By Mark and Ben Cullen
The popularity of growing vegetables in your own yard has experienced unprecedented growth this spring, during COVID-19.
Our Top 2 tips for growing great vegetables are: lots of sun and proper soil preparation.
All veggies prefer a loose, organic rich soil. Dig finished compost at least 30 cm or 12 inches deep into your existing soil. If you are planting carrots or other root crops the key is to open the soil up with generous quantities of sharp sand – ‘builder’s sand’ or ‘Play sand’ in the hardware store. But NOT beach sand, which is too fine for the job. Our carrot soil is at least 30% sand by volume, and we dig it down about 50 cm deep (18 inches) to avoid root ‘forking’.
Some important tips to keep in mind if you wish your dreams of garden-fresh produce to be realized this summer:
- Water deeply. Keep in mind that all veggies need to get dry about 4 or 5 cm below the surface of the soil between watering once they are established. Over-watering is a bigger problem for most gardeners than under-watering. That said, it is important to water generously when the need arises. Tomatoes are especially thirsty as they grow: mulch them with 30 cm of fresh, clean straw or 5 cm of finely ground up cedar or bark mulch. This insulating layer will reduce watering by up to 70%.

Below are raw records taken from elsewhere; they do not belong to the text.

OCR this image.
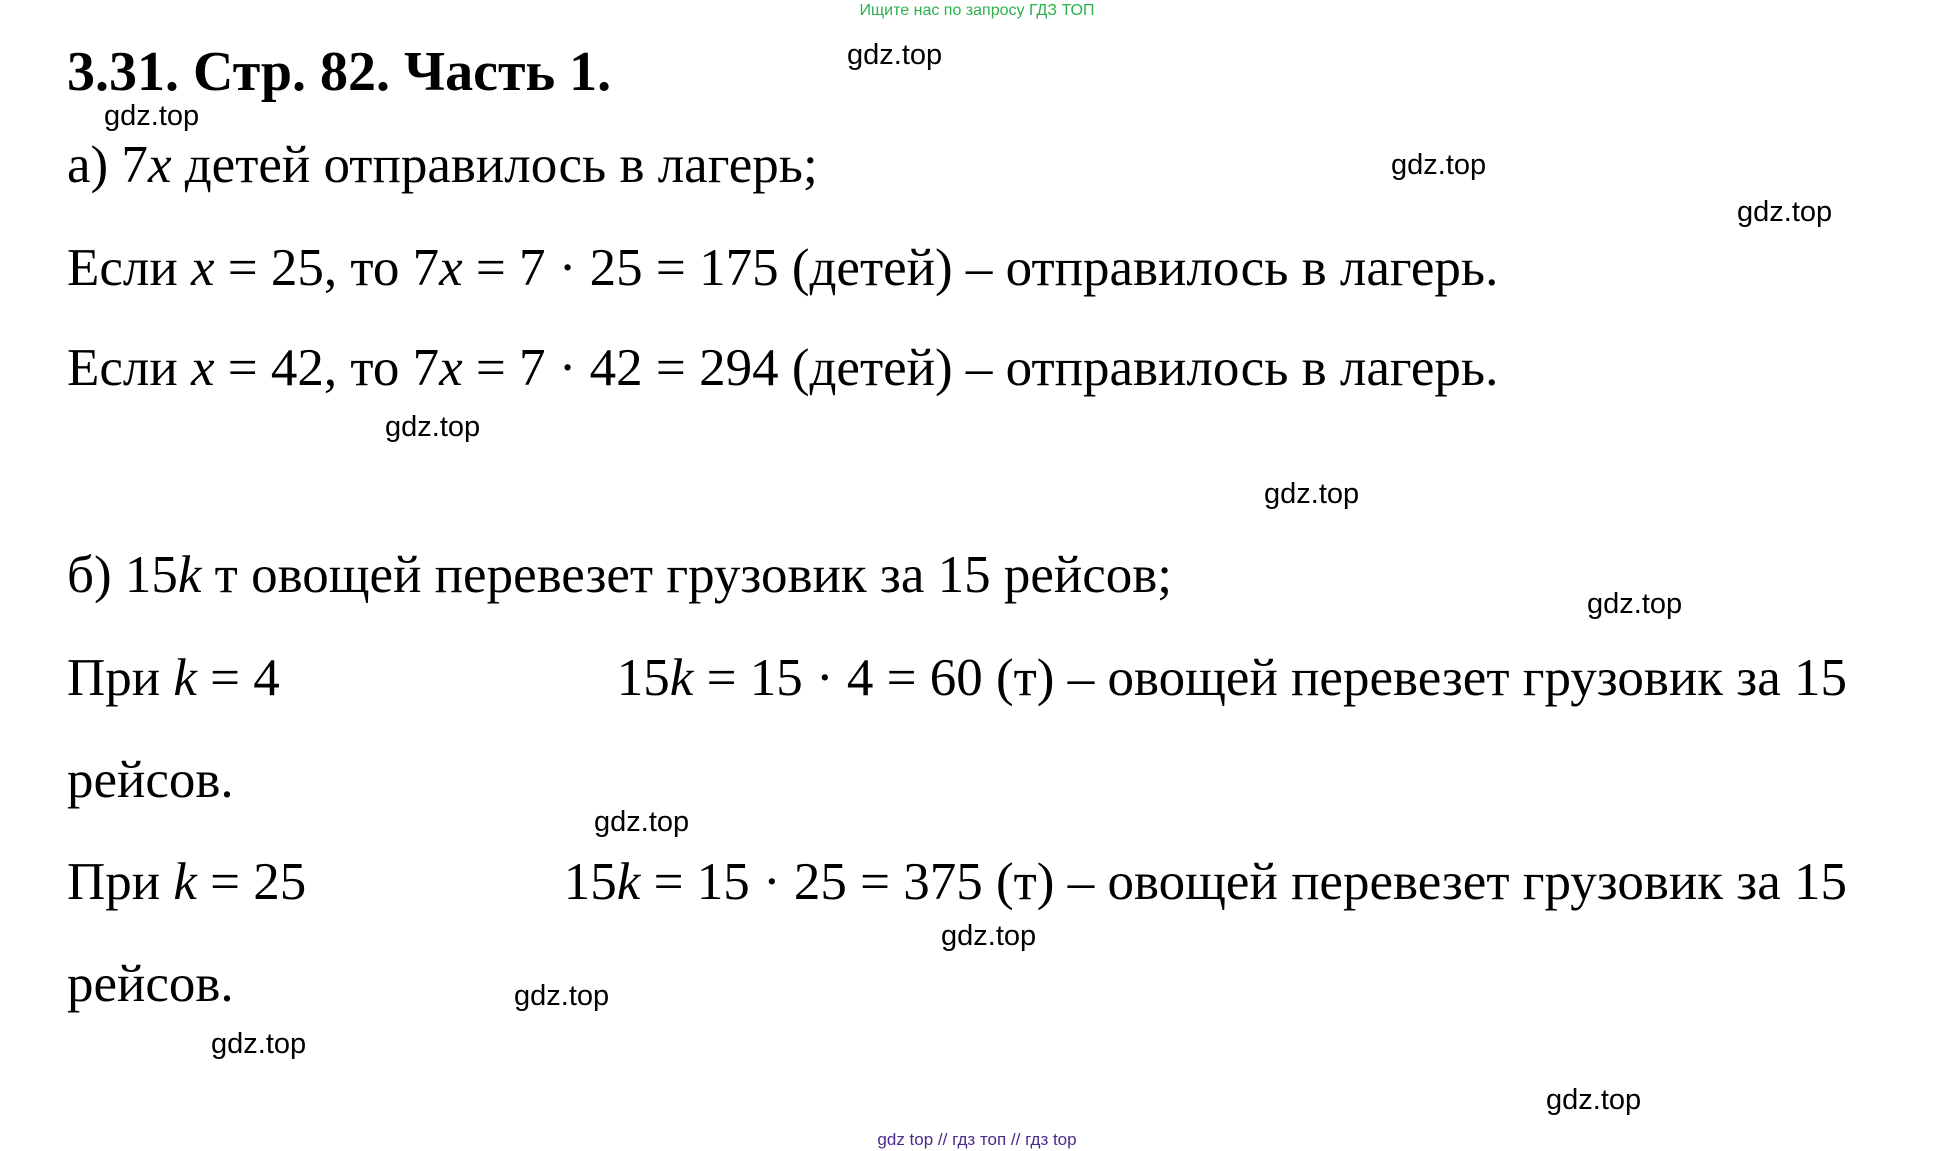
Ищите нас по запросу ГДЗ ТОП
3.31. Стр. 82. Часть 1.

а) 7x детей отправилось в лагерь;

Если x = 25, то 7x = 7 · 25 = 175 (детей) – отправилось в лагерь.

Если x = 42, то 7x = 7 · 42 = 294 (детей) – отправилось в лагерь.

б) 15k т овощей перевезет грузовик за 15 рейсов;

При k = 4	15k = 15 · 4 = 60 (т) – овощей перевезет грузовик за 15

рейсов.

При k = 25	15k = 15 · 25 = 375 (т) – овощей перевезет грузовик за 15

рейсов.

gdz.top
gdz.top
gdz.top
gdz.top
gdz.top
gdz.top
gdz.top
gdz.top
gdz.top
gdz.top
gdz.top
gdz.top
gdz top // гдз топ // гдз top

- Tomatoes: tomatoes top the list as hungry plants. feed them in early June. Add an inch of finished compost around the roots of each plant before adding the straw mulch. You may choose to apply an organic or synthetic fertilizer specifically formulated for use on tomatoes.
- Double your harvest! Support tomatoes with a stake early in the growing season, before they start to crawl over the ground. We use the spiral stakes that eliminate the need to tie the plants up for support. They also last forever: you can leave this investment in future tomato crops in your will.
- Prune out the suckers that appear between the main limbs of the tomato plant. Look for a young green shoot that squeezes its’ way between a lateral stem and the main stem of the plant and just rub it out with your thumb.
Weed control. Interesting thing about controlling weeds is this: all you must do is move a fledgling weed seedling to kill it. Allow the weed to put down roots and you suddenly have an enormous job on your hands attempting to remove it. More than that, an established weed will compete with your desirable veggie plant, robbing it of valuable sunlight, water and soil born nutrients.
- The best method for removing young weeds is a BackHoe (Home Hardware exclusive). Mark designed this hoe himself: stainless steel, pre-sharpened and pointed for multi-use. Keep sharp using a bastard file.
- If you have large weeds in your garden pull them out by hand after a generous rain or after you have watered deeply: this makes the job much easier than pulling them from dry soil.
- Throw weeds into your compost bin if they are not in seed –otherwise send them out with your green waste.
Remember to enjoy the experience of growing your own food. The value, after all, is not just in the quality and taste of growing your own, but also the journey.